1932 German drama film

Rasputin, Demon with Women (German: Rasputin, Dämon der Frauen) is a 1932 German drama film directed by Adolf Trotz and starring Conrad Veidt, Paul Otto and Hermine Sterler. It was shot at the Halensee Studios and Terra Studios in Berlin. The film's sets were designed by the art directors Gustav A. Knauer and Walter Reimann. It portrays the influence wielded by Grigori Rasputin over the Russian Royal Family around the time of the First World War. It was released the same year as an American film about him Rasputin and the Empress. Felix Yusupov sued the filmmakers for his portrayal, but ultimately dropped his case.
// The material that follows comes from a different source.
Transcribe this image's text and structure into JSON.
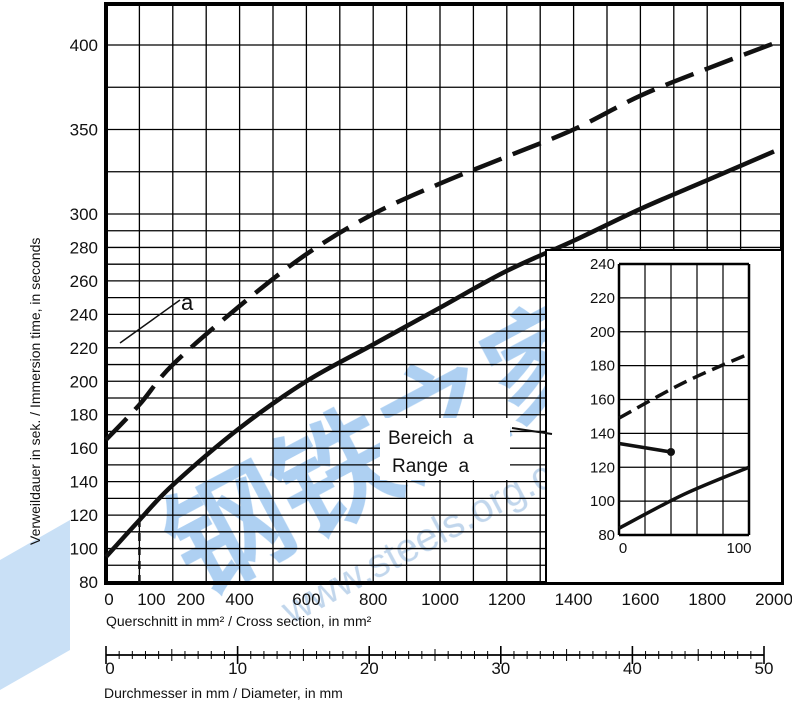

The film was banned in Germany in 1933 following the Nazi Party's rise to power.

==Synopsis==
Rasputin's success as mystical healer in a small village leads him to be sought and brought to St. Petersburg by the authorities. Despite his façade of mysticism, he is also an avid womaniser, leading to widespread resentment. However, his success with the gravely ill son of Nicholas II and Czarina Alexandra leads to his growing political influence over them, even as Russia goes to war. A group of his aristocratic enemies plot his murder.

==Bibliography==
- Klaus, Ulrich J. Deutsche Tonfilme: Jahrgang 1932. Klaus-Archiv, 1988.
- Soister, John T. Conrad Veidt on Screen: A Comprehensive Illustrated Filmography. McFarland, 2002.